In [389]: %timeit searchsorted_filter(A, B, thresh)
10 loops, best of 3: 24.2 ms per loop

In [390]: %timeit searchsorted_filter_v2(A, B, thresh)
100 loops, best of 3: 13.9 ms per loop
``````

Digging deeper –

``````In [396]: a = A; b = B

In [397]: N = len(b)
...:
...: choices = np.sort(b) # if b is already sorted, skip it
...:
...: l = np.searchsorted(choices, a, 'left')

In [398]: %timeit np.sort(B)
100 loops, best of 3: 2 ms per loop

In [399]: %timeit np.searchsorted(choices, a, 'left')
100 loops, best of 3: 10.3 ms per loop
``````

Seems like `searchsorted` and `sort` are taking almost all of the runtime and they seem essential to this method.
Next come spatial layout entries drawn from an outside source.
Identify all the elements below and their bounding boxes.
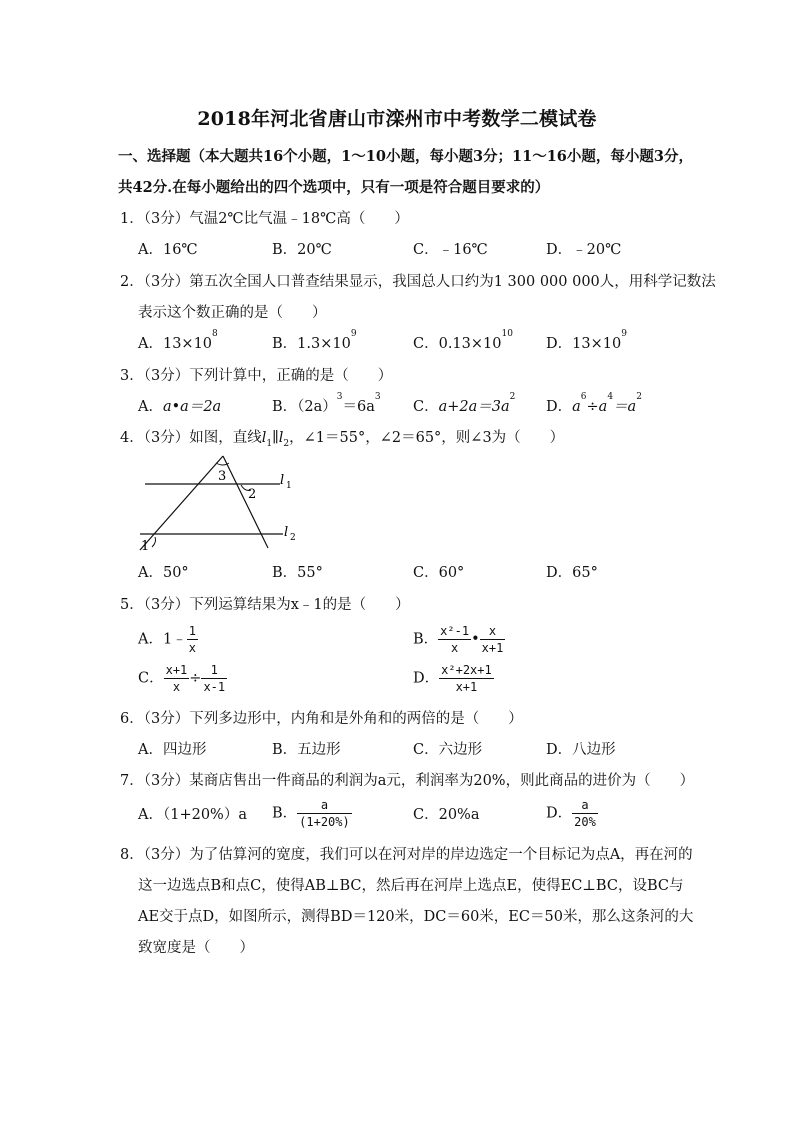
question-8-line-3: AE交于点D，如图所示，测得BD＝120米，DC＝60米，EC＝50米，那么这条河的大 — [138, 909, 694, 925]
question-1-option-c: C．﹣16℃ — [413, 242, 488, 258]
question-7-option-a: A．（1+20%）a — [138, 807, 247, 823]
question-4-figure — [135, 450, 305, 555]
question-2-option-a: A．$13\times 10^8$ — [138, 329, 218, 352]
label-angle-3: 3 — [218, 469, 227, 484]
question-8-line-1: 8．（3分）为了估算河的宽度，我们可以在河对岸的岸边选定一个目标记为点A，再在河的 — [120, 847, 693, 863]
question-4-option-d: D．65° — [546, 565, 598, 581]
question-7-option-b: B． $\frac{a}{(1+20\%)}$ — [272, 798, 350, 829]
question-5-text: 5．（3分）下列运算结果为x﹣1的是（ ） — [120, 597, 410, 613]
question-1-option-b: B．20℃ — [272, 242, 332, 258]
section-heading-line1: 一、选择题（本大题共16个小题，1～10小题，每小题3分；11～16小题，每小题3分， — [118, 148, 693, 165]
question-7-option-d: D． $\frac{a}{20\%}$ — [546, 798, 596, 829]
question-4-option-c: C．60° — [413, 565, 465, 581]
label-l2: l — [284, 525, 289, 540]
question-2-option-d: D．$13\times 10^9$ — [546, 329, 627, 352]
question-1-option-a: A．16℃ — [138, 242, 198, 258]
label-l1: l — [280, 473, 285, 488]
question-3-option-a: A．a•a＝2a — [138, 399, 222, 415]
label-l2-sub: 2 — [290, 533, 296, 543]
question-2-option-b: B．$1.3\times 10^9$ — [272, 329, 357, 352]
question-2-text: 2．（3分）第五次全国人口普查结果显示，我国总人口约为1 300 000 000人，用科学记数法 — [120, 274, 716, 290]
question-3-option-b: B．$(2a)^3=6a^3$ — [272, 392, 381, 415]
question-8-line-2: 这一边选点B和点C，使得AB⊥BC，然后再在河岸上选点E，使得EC⊥BC，设BC与 — [138, 878, 684, 894]
label-angle-2: 2 — [248, 487, 257, 502]
transversal-left — [140, 456, 223, 550]
question-6-option-d: D．八边形 — [546, 742, 616, 758]
question-3-text: 3．（3分）下列计算中，正确的是（ ） — [120, 368, 393, 384]
question-2-option-c: C．$0.13\times 10^{10}$ — [413, 329, 513, 352]
question-7-option-c: C．20%a — [413, 807, 480, 823]
question-5-option-d: D． $\frac{\text{x²+2x+1}}{x+1}$ — [413, 663, 492, 694]
question-1-text: 1．（3分）气温2℃比气温﹣18℃高（ ） — [120, 211, 409, 227]
question-3-option-c: C．$a+2a=3a^2$ — [413, 392, 516, 415]
question-8-line-4: 致宽度是（ ） — [138, 940, 254, 956]
label-angle-1: 1 — [141, 539, 150, 554]
question-4-text: 4．（3分）如图，直线$l_1\parallel l_2$，∠1＝55°，∠2＝65°，则∠3为（ ） — [120, 430, 565, 449]
question-1-option-d: D．﹣20℃ — [546, 242, 622, 258]
question-6-option-b: B．五边形 — [272, 742, 341, 758]
question-6-option-c: C．六边形 — [413, 742, 483, 758]
question-6-option-a: A．四边形 — [138, 742, 207, 758]
question-5-option-a: A．1﹣ $\frac{1}{x}$ — [138, 624, 196, 655]
question-6-text: 6．（3分）下列多边形中，内角和是外角和的两倍的是（ ） — [120, 711, 523, 727]
section-heading-line2: 共42分.在每小题给出的四个选项中，只有一项是符合题目要求的） — [118, 179, 550, 196]
question-7-text: 7．（3分）某商店售出一件商品的利润为a元，利润率为20%，则此商品的进价为（ ） — [120, 773, 695, 789]
page-title: 2018年河北省唐山市滦州市中考数学二模试卷 — [197, 108, 597, 130]
question-5-option-c: C． $\frac{x+1}{x}$ ÷ $\frac{1}{x-1}$ — [138, 663, 226, 694]
question-4-option-a: A．50° — [138, 565, 189, 581]
question-4-option-b: B．55° — [272, 565, 323, 581]
question-5-option-b: B． $\frac{\text{x²-1}}{x}$ • $\frac{x}{x+1}$ — [413, 624, 504, 655]
label-l1-sub: 1 — [286, 481, 292, 491]
question-3-option-d: D．$a^6\div a^4=a^2$ — [546, 392, 642, 415]
angle-1-arc — [152, 537, 156, 547]
question-2-text-cont: 表示这个数正确的是（ ） — [138, 305, 327, 321]
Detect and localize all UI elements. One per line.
So, doesn’t seem like it could be improved any further staying with this sort-based approach.

You could find the distance of each point in `A` from each value in `B` using `bsxfun` and then find the index of the point in `A` which is closest to each value in `B` using `min`.

``````[dists, ind] = min(abs(bsxfun(@minus, A, B.')), [], 2)
``````

If you’re on R2016b, `bsxfun` can be removed thanks to automatic broadcasting

``````[dists, ind] = min(abs(A - B.'), [], 2);
``````

If you suspect that some values in `B` are not real peaks, then you can set a threshold value and remove any distances that were greater than this value.

``````threshold = 90;
ind = ind(dists < threshold);
``````

Then we can use `ind` to index into `A`

``````output = A(ind);
``````

You can use MATLAB interp1 function that exactly does what you want.
option `nearest` is used to find nearest points and there is no need to specify a threshold.

``````out = interp1(A, A, B, 'nearest', 'extrap');
``````

comparing with other method:

``````A = sort(randi([0,1000000],1,10000));

B = sort(randi([0,1000000],1,4000));

disp('---interp1----------------')
tic
out = interp1(A, A, B, 'nearest', 'extrap');
toc
disp('---subtraction with threshold------')
%numpy version is the same
tic
[dists, ind] = min(abs(bsxfun(@minus, A, B.')), [], 2);
toc
``````

Result:

``````---interp1----------------
Elapsed time is 0.00778699 seconds.
---subtraction with threshold------
Elapsed time is 0.445485 seconds.
``````

`interp1` can be used for inputs larger than 10000 and 4000 but in `subtrction` method out of memory error occured.